Fish for health with a clear conscience

Fish for health with a clear conscience

Fish is well known as a great healthy food – low in fat, high in protein and full of essential vitamins and minerals. The bad news is that industrial fishing techniques are destroying stocks, and some of our most popular fish species are now at risk of extinction. What do we need to consider for ethical fish-eating?

“Thou shall have a fishy on a little dishy….” – while the lyrics of this traditional folk-song were altered for popular consumption, we all love the idea of fresh fish straight off the boat. This conjures up the cry of seagulls echoing over a small harbour, and a delicious bounty of fat fish just ready to be lightly cooked and eaten.

What makes fish so good for us? As well as being delicious when prepared properly, fish has many nutritional benefits.  There are two main types of fish. ‘White’ fish such as cod, haddock and plaice have oil only in their liver, and tend to live near the bottom of seas or rivers. Oily fish have up to 30% oil in all their body tissues. These fish live near the surface – the high level of oil in their tissues makes them float more easily. Species in this group include trout, pilchards, sardines, herring and salmon.

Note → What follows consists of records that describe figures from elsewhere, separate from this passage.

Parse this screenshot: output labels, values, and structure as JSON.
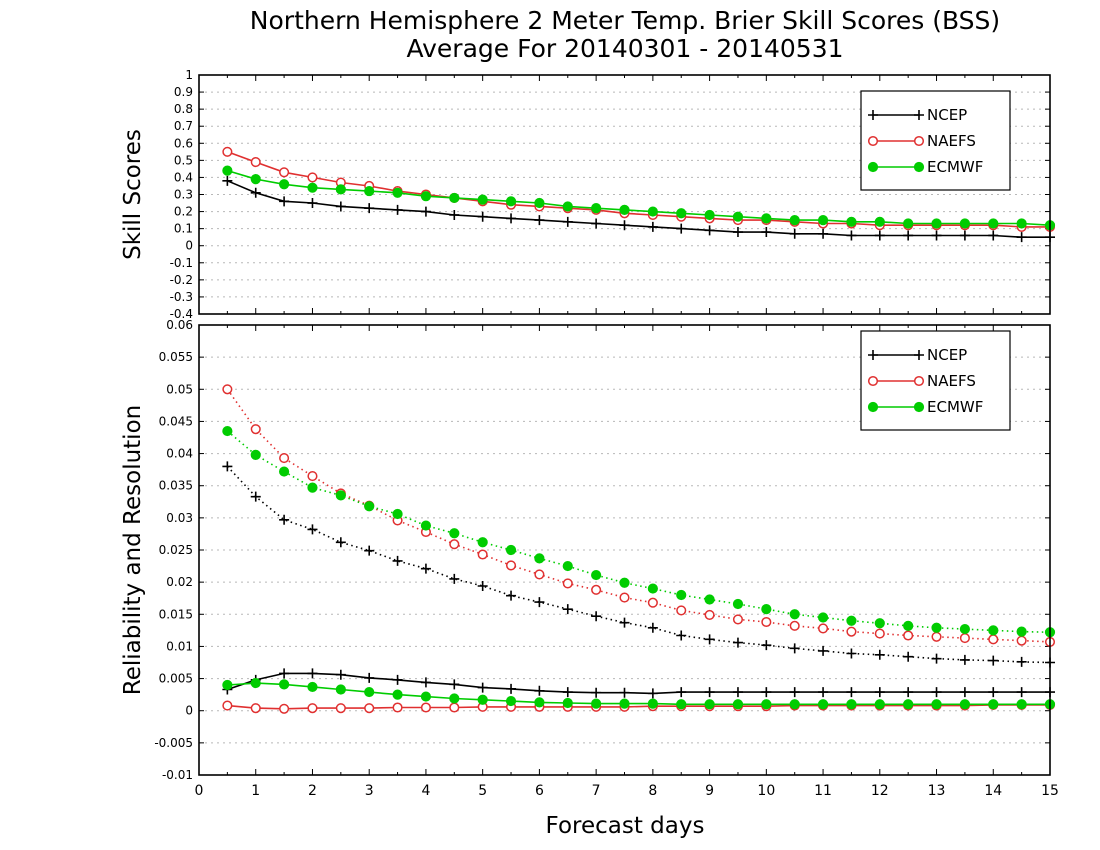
{
  "title_line1": "Northern Hemisphere 2 Meter Temp. Brier Skill Scores (BSS)",
  "title_line2": "Average For 20140301 - 20140531",
  "xlabel": "Forecast days",
  "x_ticks": [
    "0",
    "1",
    "2",
    "3",
    "4",
    "5",
    "6",
    "7",
    "8",
    "9",
    "10",
    "11",
    "12",
    "13",
    "14",
    "15"
  ],
  "colors": {
    "NCEP": "#000000",
    "NAEFS": "#e03030",
    "ECMWF": "#00cc00"
  },
  "chart_data": [
    {
      "type": "line",
      "ylabel": "Skill Scores",
      "xlim": [
        0,
        15
      ],
      "ylim": [
        -0.4,
        1.0
      ],
      "y_ticks": [
        "1",
        "0.9",
        "0.8",
        "0.7",
        "0.6",
        "0.5",
        "0.4",
        "0.3",
        "0.2",
        "0.1",
        "0",
        "-0.1",
        "-0.2",
        "-0.3",
        "-0.4"
      ],
      "grid": true,
      "legend_position": "top-right",
      "x": [
        0.5,
        1,
        1.5,
        2,
        2.5,
        3,
        3.5,
        4,
        4.5,
        5,
        5.5,
        6,
        6.5,
        7,
        7.5,
        8,
        8.5,
        9,
        9.5,
        10,
        10.5,
        11,
        11.5,
        12,
        12.5,
        13,
        13.5,
        14,
        14.5,
        15
      ],
      "series": [
        {
          "name": "NCEP",
          "style": "solid",
          "marker": "plus",
          "values": [
            0.38,
            0.31,
            0.26,
            0.25,
            0.23,
            0.22,
            0.21,
            0.2,
            0.18,
            0.17,
            0.16,
            0.15,
            0.14,
            0.13,
            0.12,
            0.11,
            0.1,
            0.09,
            0.08,
            0.08,
            0.07,
            0.07,
            0.06,
            0.06,
            0.06,
            0.06,
            0.06,
            0.06,
            0.05,
            0.05
          ]
        },
        {
          "name": "NAEFS",
          "style": "solid",
          "marker": "open-circle",
          "values": [
            0.55,
            0.49,
            0.43,
            0.4,
            0.37,
            0.35,
            0.32,
            0.3,
            0.28,
            0.26,
            0.24,
            0.23,
            0.22,
            0.21,
            0.19,
            0.18,
            0.17,
            0.16,
            0.15,
            0.15,
            0.14,
            0.13,
            0.13,
            0.12,
            0.12,
            0.12,
            0.12,
            0.12,
            0.11,
            0.11
          ]
        },
        {
          "name": "ECMWF",
          "style": "solid",
          "marker": "filled-circle",
          "values": [
            0.44,
            0.39,
            0.36,
            0.34,
            0.33,
            0.32,
            0.31,
            0.29,
            0.28,
            0.27,
            0.26,
            0.25,
            0.23,
            0.22,
            0.21,
            0.2,
            0.19,
            0.18,
            0.17,
            0.16,
            0.15,
            0.15,
            0.14,
            0.14,
            0.13,
            0.13,
            0.13,
            0.13,
            0.13,
            0.12
          ]
        }
      ]
    },
    {
      "type": "line",
      "ylabel": "Reliability and Resolution",
      "xlim": [
        0,
        15
      ],
      "ylim": [
        -0.01,
        0.06
      ],
      "y_ticks": [
        "0.06",
        "0.055",
        "0.05",
        "0.045",
        "0.04",
        "0.035",
        "0.03",
        "0.025",
        "0.02",
        "0.015",
        "0.01",
        "0.005",
        "0",
        "-0.005",
        "-0.01"
      ],
      "grid": true,
      "legend_position": "top-right",
      "x": [
        0.5,
        1,
        1.5,
        2,
        2.5,
        3,
        3.5,
        4,
        4.5,
        5,
        5.5,
        6,
        6.5,
        7,
        7.5,
        8,
        8.5,
        9,
        9.5,
        10,
        10.5,
        11,
        11.5,
        12,
        12.5,
        13,
        13.5,
        14,
        14.5,
        15
      ],
      "series": [
        {
          "name": "NCEP",
          "style": "dotted",
          "marker": "plus",
          "values": [
            0.038,
            0.0333,
            0.0297,
            0.0282,
            0.0262,
            0.0249,
            0.0233,
            0.0221,
            0.0205,
            0.0194,
            0.0179,
            0.0169,
            0.0158,
            0.0147,
            0.0137,
            0.0129,
            0.0117,
            0.0111,
            0.0106,
            0.0102,
            0.0097,
            0.0093,
            0.0089,
            0.0087,
            0.0084,
            0.0081,
            0.0079,
            0.0078,
            0.0076,
            0.0075
          ]
        },
        {
          "name": "NAEFS",
          "style": "dotted",
          "marker": "open-circle",
          "values": [
            0.05,
            0.0438,
            0.0393,
            0.0365,
            0.0338,
            0.0319,
            0.0296,
            0.0278,
            0.0259,
            0.0243,
            0.0226,
            0.0212,
            0.0198,
            0.0188,
            0.0176,
            0.0168,
            0.0156,
            0.0149,
            0.0142,
            0.0138,
            0.0132,
            0.0128,
            0.0123,
            0.012,
            0.0117,
            0.0115,
            0.0113,
            0.0111,
            0.0109,
            0.0107
          ]
        },
        {
          "name": "ECMWF",
          "style": "dotted",
          "marker": "filled-circle",
          "values": [
            0.0435,
            0.0398,
            0.0372,
            0.0347,
            0.0335,
            0.0318,
            0.0306,
            0.0288,
            0.0276,
            0.0262,
            0.025,
            0.0237,
            0.0225,
            0.0211,
            0.0199,
            0.019,
            0.018,
            0.0173,
            0.0166,
            0.0158,
            0.015,
            0.0145,
            0.014,
            0.0136,
            0.0132,
            0.0129,
            0.0127,
            0.0125,
            0.0123,
            0.0122
          ]
        },
        {
          "name": "NCEP",
          "style": "solid",
          "marker": "plus",
          "values": [
            0.0033,
            0.0048,
            0.0058,
            0.0058,
            0.0056,
            0.0051,
            0.0048,
            0.0044,
            0.0041,
            0.0036,
            0.0034,
            0.0031,
            0.0029,
            0.0028,
            0.0028,
            0.0027,
            0.0029,
            0.0029,
            0.0029,
            0.0029,
            0.0029,
            0.0029,
            0.0029,
            0.0029,
            0.0029,
            0.0029,
            0.0029,
            0.0029,
            0.0029,
            0.0029
          ]
        },
        {
          "name": "NAEFS",
          "style": "solid",
          "marker": "open-circle",
          "values": [
            0.0008,
            0.0004,
            0.0003,
            0.0004,
            0.0004,
            0.0004,
            0.0005,
            0.0005,
            0.0005,
            0.0006,
            0.0006,
            0.0006,
            0.0006,
            0.0006,
            0.0006,
            0.0007,
            0.0007,
            0.0007,
            0.0007,
            0.0007,
            0.0008,
            0.0008,
            0.0008,
            0.0008,
            0.0008,
            0.0008,
            0.0008,
            0.0009,
            0.0009,
            0.0009
          ]
        },
        {
          "name": "ECMWF",
          "style": "solid",
          "marker": "filled-circle",
          "values": [
            0.004,
            0.0043,
            0.0041,
            0.0037,
            0.0033,
            0.0029,
            0.0025,
            0.0022,
            0.0019,
            0.0017,
            0.0015,
            0.0013,
            0.0012,
            0.0011,
            0.0011,
            0.0011,
            0.001,
            0.001,
            0.001,
            0.001,
            0.001,
            0.001,
            0.001,
            0.001,
            0.001,
            0.001,
            0.001,
            0.001,
            0.001,
            0.001
          ]
        }
      ]
    }
  ]
}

White fish is an excellent source of low-fat protein, and oily fish are a good source of vitamins A and D. Oily fish are also recommended because of their high omega-3 fatty acid content. While omega-3 does not have the magic powers often mentioned by those who sell supplements, it is an essential part of diet. It helps growth and development in children, and in adults it lowers the risk of heart disease by reducing blood pressure and the occurrence of clogged arteries. Smaller fish are eaten with their bones, which provide extra calcium and phosphorus to help our own skeletons and teeth.

Oily fish do need to be very fresh if they are to be eaten with only simple cooking. They spoil more quickly than white fish as the oil turns rapidly rancid.  The good news is that these fish are just as nutritious when tinned or frozen, and work well with sauces and spices. White fish also freeze well, and are staples as fillets, battered fish or in the great British fish and chips.  Do be aware that deep-fried fish is a treat due to high fat levels – your recommended two portions per week should ideally be cooked in another way.

The two different habitats of these types of fish affect how they are caught, and hence their sustainability. Oily fish are easier to catch without the huge levels of collateral damage caused when unwanted species are caught in nets. Because they are away from the ocean bottom, there is no need to drag nets along the fragile seafloor, and the oily fish shoal is less likely to contain other sea-life.

Although the picturesque small fishing boats do still operate, they are now overwhelmed by the big industrialised boats and their huge nets. Mass fishing can be incredibly wasteful, as tons of ‘by-catch’ of the wrong species or fish that are simply too small are thrown back dead. With these ultra-efficient nets, fish are caught before they have a chance to breed and the population is further reduced.

As a result of these practices, stocks of many popular fish are now dangerously low. Favourites such as cod, haddock, plaice and tuna are becoming rare, as anyone who has watched the prices will know. Happily there is hope for the future, with the establishment of the Marine Stewardship Council. They are based in the UK, but have an international remit to promote sustainable fishing and safeguard our fish stocks. Unlike many similar organisations, the MSC actually makes a difference by working with fishermen, government bodies and consumers. They monitor fish populations and catches, and their blue label scheme really does assure shoppers that they are buying sustainable fish.

What can we do so that we can enjoy fish with a clear conscience?

  • Think outside the usual species. If you are making fish pie there is no need for top of the range cod – basic white fish such as coley costs a lot less, is more plentiful and will taste just as good. If you are having other fish dishes or even cooking a whole fish, try something different.
  • Be aware of ‘greenwash’ regarding ethical production of fish – for instance, some ‘dolphin-friendly’ tuna is caught in areas where there are no dolphins so there is no regulation needed for the trawlers. Equally, ‘organic’ fish that has come from the other side of the world has racked up massive food miles.
  • Support your local fishmonger: supermarket mass-production has its place, but if you are fortunate enough to have an independent skilled fishmonger within easy reach, use them. They will be happy to advise on what is in season, how much to buy and how best to cook it, and will assist with preparation.
  • Be realistic; if you live a long way from the sea there is a limit to the fresh fish that you can have. Tinned and frozen fish will still count towards your recommended two portions per week.

Finally, make the most of opportunities if you are at the seaside, especially if you are lucky enough to live there. Ask for local fish or seafood and enjoy a treat.